SIR – As someone who works in energy distribution and is helping prepare for the transition to electric vehicles (EVs) Mr Parr’s letter (PowerPoint No 2, February 13) highlights that the biggest barrier in the move to EVs may not be designing the vehicles, or engineering the infrastructure required to charge them, but informing and educating those that cannot currently imagine a world without the internal combustion engine. 

It’s difficult to address all Mr Parr’s points in one short letter, as unfortunately every one of them is wholly mistaken and utterly inaccurate.

So I will address the main one asking “from where this power will come?”. The issue is not so much from “where” the power will come, as from “when” it will come.

The UK’s electricity demand currently follows a daily cycle with periods of very high and very low demand.

Electricity generators must therefore have enough generation capacity to meet the peaks even though later in the day there will be a demand trough.

As EV owners tend to charge their cars overnight and electricity suppliers are offering variable tariffs to incentivise this by make charging at night cheaper and in doing so help spread demand.
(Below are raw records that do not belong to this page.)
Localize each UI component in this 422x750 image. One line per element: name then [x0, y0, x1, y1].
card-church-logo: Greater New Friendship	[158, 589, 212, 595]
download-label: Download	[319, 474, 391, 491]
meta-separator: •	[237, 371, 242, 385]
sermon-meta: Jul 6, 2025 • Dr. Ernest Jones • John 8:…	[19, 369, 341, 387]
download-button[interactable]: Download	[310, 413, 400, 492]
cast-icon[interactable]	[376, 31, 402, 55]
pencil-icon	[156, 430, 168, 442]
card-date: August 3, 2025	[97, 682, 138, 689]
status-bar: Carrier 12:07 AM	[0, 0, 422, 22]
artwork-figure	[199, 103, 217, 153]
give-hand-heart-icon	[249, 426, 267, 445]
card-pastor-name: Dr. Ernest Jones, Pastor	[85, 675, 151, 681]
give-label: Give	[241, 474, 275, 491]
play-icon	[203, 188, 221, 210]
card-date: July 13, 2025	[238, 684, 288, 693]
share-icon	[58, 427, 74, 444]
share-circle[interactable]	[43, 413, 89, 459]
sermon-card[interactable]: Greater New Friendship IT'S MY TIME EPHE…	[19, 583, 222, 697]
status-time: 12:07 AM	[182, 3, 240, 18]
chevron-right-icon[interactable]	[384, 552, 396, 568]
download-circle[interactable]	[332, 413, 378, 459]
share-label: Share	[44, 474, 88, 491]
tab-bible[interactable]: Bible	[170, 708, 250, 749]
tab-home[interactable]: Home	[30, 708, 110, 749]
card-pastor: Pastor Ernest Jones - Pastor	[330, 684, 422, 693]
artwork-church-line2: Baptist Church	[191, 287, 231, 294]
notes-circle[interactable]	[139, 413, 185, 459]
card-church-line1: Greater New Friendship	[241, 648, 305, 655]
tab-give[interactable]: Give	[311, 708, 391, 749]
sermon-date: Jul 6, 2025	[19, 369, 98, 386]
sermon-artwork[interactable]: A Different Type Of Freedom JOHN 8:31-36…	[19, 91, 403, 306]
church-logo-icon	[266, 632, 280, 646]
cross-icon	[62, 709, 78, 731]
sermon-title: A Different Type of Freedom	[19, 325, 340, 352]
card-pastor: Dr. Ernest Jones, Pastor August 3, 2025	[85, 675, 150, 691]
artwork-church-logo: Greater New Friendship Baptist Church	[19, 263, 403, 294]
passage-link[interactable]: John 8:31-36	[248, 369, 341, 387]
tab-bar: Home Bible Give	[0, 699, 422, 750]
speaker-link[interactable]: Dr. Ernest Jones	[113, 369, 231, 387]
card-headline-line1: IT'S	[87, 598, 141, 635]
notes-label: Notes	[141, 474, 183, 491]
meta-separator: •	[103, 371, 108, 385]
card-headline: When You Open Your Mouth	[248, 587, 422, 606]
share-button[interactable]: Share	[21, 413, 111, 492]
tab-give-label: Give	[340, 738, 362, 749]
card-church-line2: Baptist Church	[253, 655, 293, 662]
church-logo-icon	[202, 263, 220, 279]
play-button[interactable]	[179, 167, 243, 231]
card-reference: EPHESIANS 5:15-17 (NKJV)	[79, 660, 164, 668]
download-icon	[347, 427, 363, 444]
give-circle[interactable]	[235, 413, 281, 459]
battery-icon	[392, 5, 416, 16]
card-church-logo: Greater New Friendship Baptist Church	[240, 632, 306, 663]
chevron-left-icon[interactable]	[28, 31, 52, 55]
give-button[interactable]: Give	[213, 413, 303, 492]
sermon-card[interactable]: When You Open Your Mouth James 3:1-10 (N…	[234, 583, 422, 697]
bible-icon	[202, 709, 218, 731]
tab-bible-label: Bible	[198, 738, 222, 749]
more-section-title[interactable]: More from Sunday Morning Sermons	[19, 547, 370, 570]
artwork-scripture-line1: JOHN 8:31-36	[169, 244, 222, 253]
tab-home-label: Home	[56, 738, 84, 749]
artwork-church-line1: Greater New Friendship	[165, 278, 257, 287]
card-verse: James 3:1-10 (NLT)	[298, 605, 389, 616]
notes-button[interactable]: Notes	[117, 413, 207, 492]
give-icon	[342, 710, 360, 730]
In addition new “Vehicle to Grid” chargers EV owners to sell electricity back to the grid from their car battery at a higher price when demand is high

I’d like to let Mr Parr know that rather than a group of “Greens” with a “complete lack of global knowledge” preparing the transition to EVs in a way that “has not been thought through” many of the brightest and best engineers and designers in the world have been working on the issue for over 15 years.